# Check shape
TL;DR: This tool helps prevent bugs by checking shapes in-line, and making code more readable.
## Shape errors
A surprising amount of time in machine learning is spent on squashing shape-related bugs. There's two kinds of bugs:
* **Runtime shape errors**: These are annoying and can take up quite a bit of debugging time, but are not nearly as dangerous as broadcasting bugs.
* **Unindended broadcasting bugs**: These can be silent unexpected behaviours, which happen due to the broadcasting behaviour of the library in use.

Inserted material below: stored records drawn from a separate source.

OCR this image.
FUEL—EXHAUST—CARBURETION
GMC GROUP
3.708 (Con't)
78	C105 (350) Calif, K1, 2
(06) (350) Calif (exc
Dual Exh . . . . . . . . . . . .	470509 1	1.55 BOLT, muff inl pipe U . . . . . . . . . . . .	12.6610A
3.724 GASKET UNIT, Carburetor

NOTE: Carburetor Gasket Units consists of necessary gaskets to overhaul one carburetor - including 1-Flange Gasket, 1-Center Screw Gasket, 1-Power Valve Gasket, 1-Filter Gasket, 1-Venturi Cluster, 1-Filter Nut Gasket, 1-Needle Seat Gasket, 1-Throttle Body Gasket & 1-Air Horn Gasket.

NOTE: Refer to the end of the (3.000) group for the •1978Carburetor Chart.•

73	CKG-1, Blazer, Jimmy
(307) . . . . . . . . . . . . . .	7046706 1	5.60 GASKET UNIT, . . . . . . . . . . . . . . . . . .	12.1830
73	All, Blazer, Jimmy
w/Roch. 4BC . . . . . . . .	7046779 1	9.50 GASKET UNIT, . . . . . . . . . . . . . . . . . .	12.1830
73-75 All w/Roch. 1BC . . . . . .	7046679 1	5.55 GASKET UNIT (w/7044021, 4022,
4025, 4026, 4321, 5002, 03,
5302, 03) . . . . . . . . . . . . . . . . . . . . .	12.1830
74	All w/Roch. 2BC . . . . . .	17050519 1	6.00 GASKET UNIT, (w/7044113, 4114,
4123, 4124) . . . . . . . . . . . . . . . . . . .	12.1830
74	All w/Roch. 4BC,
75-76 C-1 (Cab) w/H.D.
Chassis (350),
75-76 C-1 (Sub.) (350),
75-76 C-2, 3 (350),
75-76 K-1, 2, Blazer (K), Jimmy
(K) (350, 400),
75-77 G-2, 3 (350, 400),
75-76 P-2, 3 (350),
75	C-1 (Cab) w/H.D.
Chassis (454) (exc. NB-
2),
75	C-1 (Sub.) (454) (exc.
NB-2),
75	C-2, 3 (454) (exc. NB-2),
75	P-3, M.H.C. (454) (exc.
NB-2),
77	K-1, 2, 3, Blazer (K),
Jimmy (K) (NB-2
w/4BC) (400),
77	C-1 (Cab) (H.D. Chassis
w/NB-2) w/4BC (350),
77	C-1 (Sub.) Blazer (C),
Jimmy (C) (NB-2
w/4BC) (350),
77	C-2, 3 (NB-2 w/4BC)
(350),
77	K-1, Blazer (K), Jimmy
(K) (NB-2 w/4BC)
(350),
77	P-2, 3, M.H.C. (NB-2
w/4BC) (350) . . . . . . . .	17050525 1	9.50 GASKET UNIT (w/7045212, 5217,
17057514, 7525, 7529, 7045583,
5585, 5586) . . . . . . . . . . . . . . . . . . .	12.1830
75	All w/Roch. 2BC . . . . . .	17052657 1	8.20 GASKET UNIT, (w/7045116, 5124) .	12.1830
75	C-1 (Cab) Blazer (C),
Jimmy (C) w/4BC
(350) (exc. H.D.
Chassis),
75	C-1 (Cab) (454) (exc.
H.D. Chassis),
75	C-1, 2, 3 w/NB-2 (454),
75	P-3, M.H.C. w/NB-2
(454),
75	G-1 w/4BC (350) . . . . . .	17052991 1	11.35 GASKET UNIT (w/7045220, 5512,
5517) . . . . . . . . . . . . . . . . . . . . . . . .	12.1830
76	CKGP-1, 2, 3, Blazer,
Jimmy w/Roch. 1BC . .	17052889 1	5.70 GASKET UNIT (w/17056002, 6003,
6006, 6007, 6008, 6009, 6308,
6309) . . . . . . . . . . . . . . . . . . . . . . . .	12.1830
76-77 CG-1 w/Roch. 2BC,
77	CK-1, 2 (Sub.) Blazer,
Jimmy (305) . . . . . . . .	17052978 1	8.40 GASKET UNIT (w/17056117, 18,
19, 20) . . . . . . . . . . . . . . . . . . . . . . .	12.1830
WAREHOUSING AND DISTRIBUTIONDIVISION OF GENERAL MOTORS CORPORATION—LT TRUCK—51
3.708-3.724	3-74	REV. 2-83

I've found that one thing which goes a long way to prevent/solve this issues is putting shapes in the docstrings or with in-line comments, such as
```
def foo(bar1, bar2):
"""
Does foo on bar1 and bar2.
Arguments:
bar1 : np.array, shape (B, D, 2)
bar2 : np.array, shape (B, 5, D)
"""
# Do an einsum, blip shape (B, 2, 5)
blip = np.einsum('bdi, bjd -> bij', bar1, bar2)
```
Putting these shapes in is useful because it reduces the mental workload of remembering them, and improves readability. But **commented shapes are never enforced and could become stale**. When you read these docstrings/comments, you might **assume they are enforced**, when in fact they are not, causing unexpected broadcasting and weird errors. One way to enforce this is to use assertions, such as
```
def foo(bar1, bar2):
"""
Does foo on bar1 and bar2.
Arguments:
bar1 : np.array, shape (B, D, 2)
bar2 : np.array, shape (B, 5, D)
"""
# Check that bar1 and bar2 are correctly shaped
assert bar1.shape[0] == bar2.shape[0]
assert bar1.shape[1] == bar2.shape[2]
# Optionally, could also check the other dimensions
assert bar1.shape[2] == 2 and bar2.shape[1] == 5
# Do an einsum, blip shape (B, 2, 5)
blip = np.einsum('bdi, bjd -> bij', bar1, bar2)
```
This does the job. It enforces the assumed shapes, and reduces the chance of a broadcasting error. But it can become very wordy and quite ugly when you start making more elaborate assertions, and can incur a mental load when reading code. Here's how to do the same thing with check_shape
```
def foo(bar1, bar2):
"""
Does foo on bar1 and bar2.
Arguments:
bar1 : np.array, shape (B, D, 2)
bar2 : np.array, shape (B, 5, D)
"""
# Check shapes are compatible
check_shape([bar1, bar2], [('B', 'D', 2), ('B', 5, 'D')])
# Do an einsum, blip shape (B, 2, 5)
blip = np.einsum('bdi, bjd -> bij', bar1, bar2)
```
Which (in my opinion) is more readable. The `check_shape` will raise a `ShapeError` whenever the arrays don't match the shapes given. Now you have a line of code which is both a shape-checking assertion, and also an inline comment -- which won't go stale!